Бабушка судорожно передохнула:
— Дикость, если меня спросить. Человек жил долго, прожил достаточно, все видел, всего дождался — и детей, и внуков, ну так и отпустите его с миром! И орут, и орут, обычай у нас такой, видите ли. А когда молодой умирает, тогда как его оплакать?
Мама молча приобняла бабушку. Что-то между ними было такое, чего я не понимала, и мне туда вход был закрыт. Я прислонилась к маме, от меня словно уходило тепло.
— Ты сильно не переживай, это они просто так орут, чтобы потом люди не сказали — плохо плакали, — блестя чуть повлажневшими глазами, сказала мама.
Множество небритых мужчин стояли на лестнице и величаво приветствовали входящих. Ближе ко входу громкость воплей усилилась и стала непереносимой. Оттуда вышла, поддерживаемая с двух сторон, женщина в светлой одежде — она истерически всхлипывала.
— Люда, успокойся, иди на кухню, вниз, там холодной воды тебе дадут, — громким театральным шепотом сказала женщина из поддержки.

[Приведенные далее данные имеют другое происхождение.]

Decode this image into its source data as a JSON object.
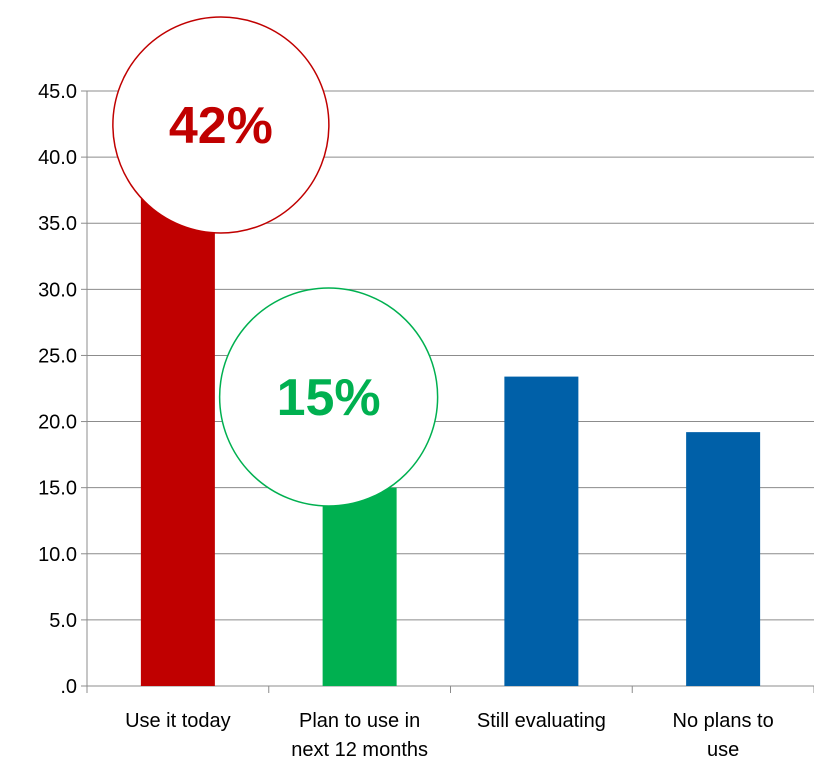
{
  "chart_data": {
    "type": "bar",
    "categories": [
      [
        "Use it today"
      ],
      [
        "Plan to use in",
        "next 12 months"
      ],
      [
        "Still evaluating"
      ],
      [
        "No plans to",
        "use"
      ]
    ],
    "values": [
      42.0,
      15.0,
      23.4,
      19.2
    ],
    "bar_colors": [
      "#c00000",
      "#00b050",
      "#0060a8",
      "#0060a8"
    ],
    "ylim": [
      0,
      45
    ],
    "ytick_step": 5,
    "ytick_labels": [
      ".0",
      "5.0",
      "10.0",
      "15.0",
      "20.0",
      "25.0",
      "30.0",
      "35.0",
      "40.0",
      "45.0"
    ],
    "grid": true,
    "title": "",
    "xlabel": "",
    "ylabel": "",
    "callouts": [
      {
        "category_index": 0,
        "text": "42%",
        "color": "#c00000"
      },
      {
        "category_index": 1,
        "text": "15%",
        "color": "#00b050"
      }
    ]
  }
}
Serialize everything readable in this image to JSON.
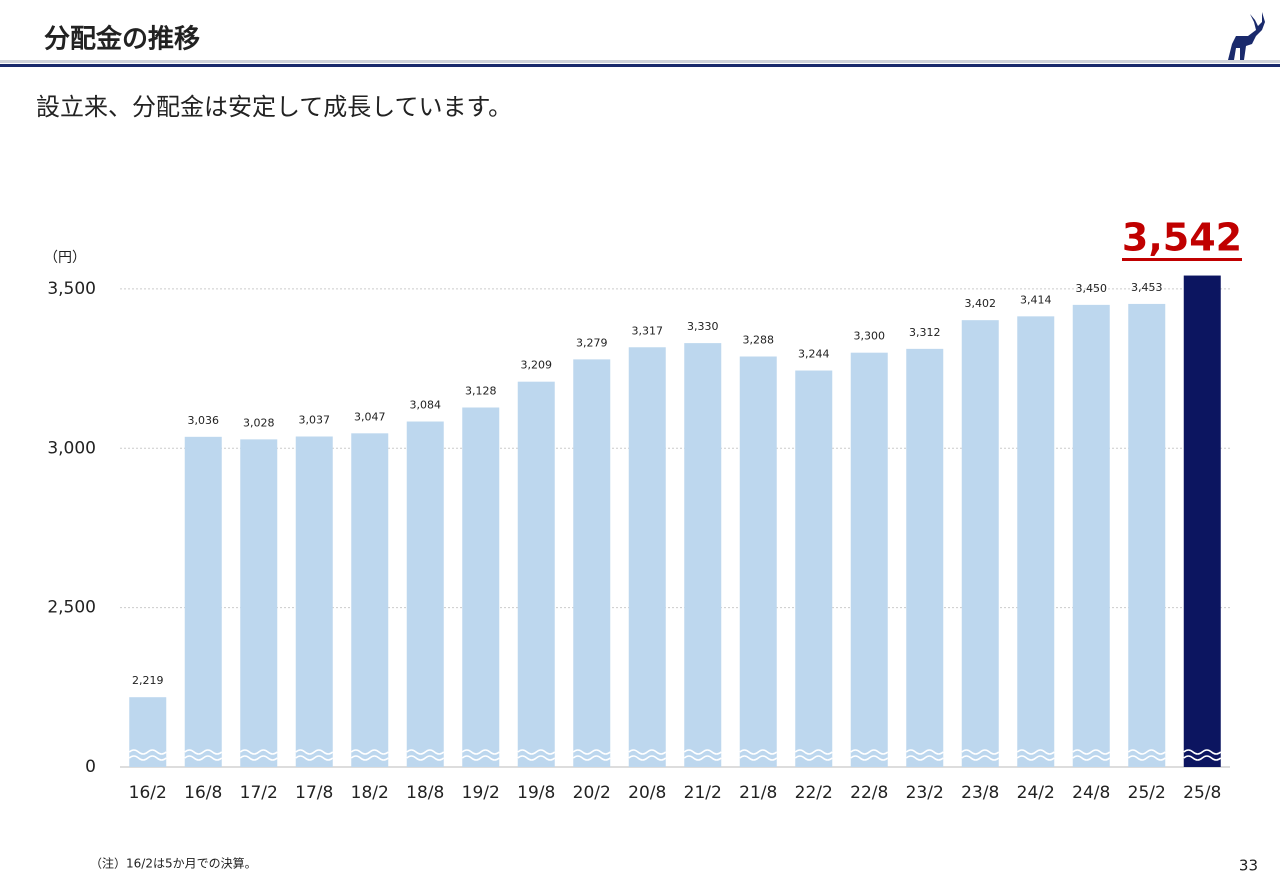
{
  "header": {
    "title": "分配金の推移",
    "page_number": "33"
  },
  "subtitle": "設立来、分配金は安定して成長しています。",
  "footnote": "（注）16/2は5か月での決算。",
  "chart_data": {
    "type": "bar",
    "y_unit": "（円）",
    "categories": [
      "16/2",
      "16/8",
      "17/2",
      "17/8",
      "18/2",
      "18/8",
      "19/2",
      "19/8",
      "20/2",
      "20/8",
      "21/2",
      "21/8",
      "22/2",
      "22/8",
      "23/2",
      "23/8",
      "24/2",
      "24/8",
      "25/2",
      "25/8"
    ],
    "values": [
      2219,
      3036,
      3028,
      3037,
      3047,
      3084,
      3128,
      3209,
      3279,
      3317,
      3330,
      3288,
      3244,
      3300,
      3312,
      3402,
      3414,
      3450,
      3453,
      3542
    ],
    "value_labels": [
      "2,219",
      "3,036",
      "3,028",
      "3,037",
      "3,047",
      "3,084",
      "3,128",
      "3,209",
      "3,279",
      "3,317",
      "3,330",
      "3,288",
      "3,244",
      "3,300",
      "3,312",
      "3,402",
      "3,414",
      "3,450",
      "3,453",
      "3,542"
    ],
    "colors": [
      "#bdd7ee",
      "#bdd7ee",
      "#bdd7ee",
      "#bdd7ee",
      "#bdd7ee",
      "#bdd7ee",
      "#bdd7ee",
      "#bdd7ee",
      "#bdd7ee",
      "#bdd7ee",
      "#bdd7ee",
      "#bdd7ee",
      "#bdd7ee",
      "#bdd7ee",
      "#bdd7ee",
      "#bdd7ee",
      "#bdd7ee",
      "#bdd7ee",
      "#bdd7ee",
      "#0c1560"
    ],
    "ylim": [
      0,
      3550
    ],
    "axis_break": [
      0,
      2000
    ],
    "yticks": [
      0,
      {
        "value": 2500,
        "label": "2,500"
      },
      {
        "value": 3000,
        "label": "3,000"
      },
      {
        "value": 3500,
        "label": "3,500"
      }
    ],
    "grid": true
  }
}
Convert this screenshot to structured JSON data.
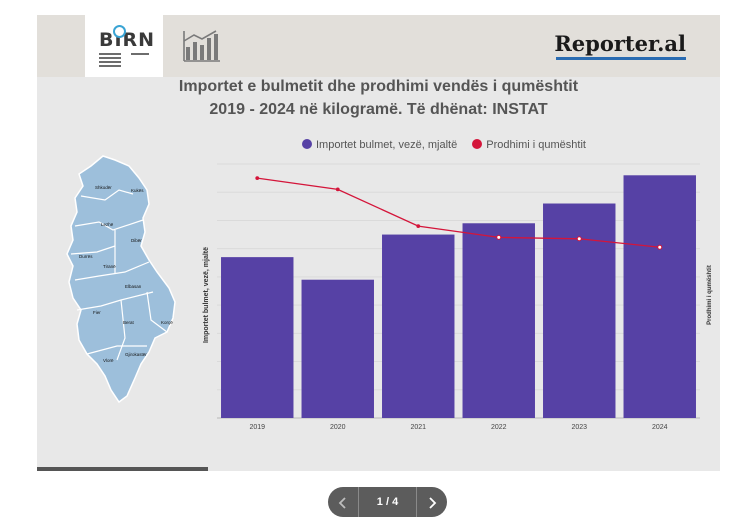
{
  "header": {
    "birn_logo_text": "BIRN",
    "reporter_logo_text": "Reporter.al"
  },
  "chart_data": {
    "type": "bar",
    "title_line1": "Importet e bulmetit dhe prodhimi vendës i qumështit",
    "title_line2": "2019 - 2024 në kilogramë. Të dhënat: INSTAT",
    "categories": [
      "2019",
      "2020",
      "2021",
      "2022",
      "2023",
      "2024"
    ],
    "series": [
      {
        "name": "Importet bulmet, vezë, mjaltë",
        "type": "bar",
        "color": "#5641a5",
        "axis": "left",
        "values": [
          57,
          49,
          65,
          69,
          76,
          86
        ]
      },
      {
        "name": "Prodhimi i qumështit",
        "type": "line",
        "color": "#d4153a",
        "axis": "right",
        "values": [
          85,
          81,
          68,
          64,
          63.5,
          60.5
        ]
      }
    ],
    "ylabel_left": "Importet bulmet, vezë, mjaltë",
    "ylabel_right": "Prodhimi i qumështit",
    "ylim_left": [
      0,
      90
    ],
    "ylim_right": [
      0,
      90
    ],
    "grid": true,
    "legend_position": "top-center"
  },
  "map": {
    "labels": [
      "Shkodër",
      "Kukës",
      "Lezhë",
      "Dibër",
      "Durrës",
      "Tiranë",
      "Elbasan",
      "Fier",
      "Berat",
      "Korçë",
      "Vlorë",
      "Gjirokastër"
    ]
  },
  "pager": {
    "count": "1 / 4",
    "prev_icon": "chevron-left-icon",
    "next_icon": "chevron-right-icon",
    "progress": 0.25
  }
}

Люда пошла вниз, вздыхая и икая.
— Это кто? — удивилась бабушка.
— Да наша украинская невестка, Гурама жена, — довольно сказала женщина-поддержка. — Сначала я думала — вот беспородная, в белом пришла, а потом вижу — как зальется слезами! Молодец, не хуже наших женщин!
От криков и зрелища повального горя у меня защипало в глазах и перехватило в горле.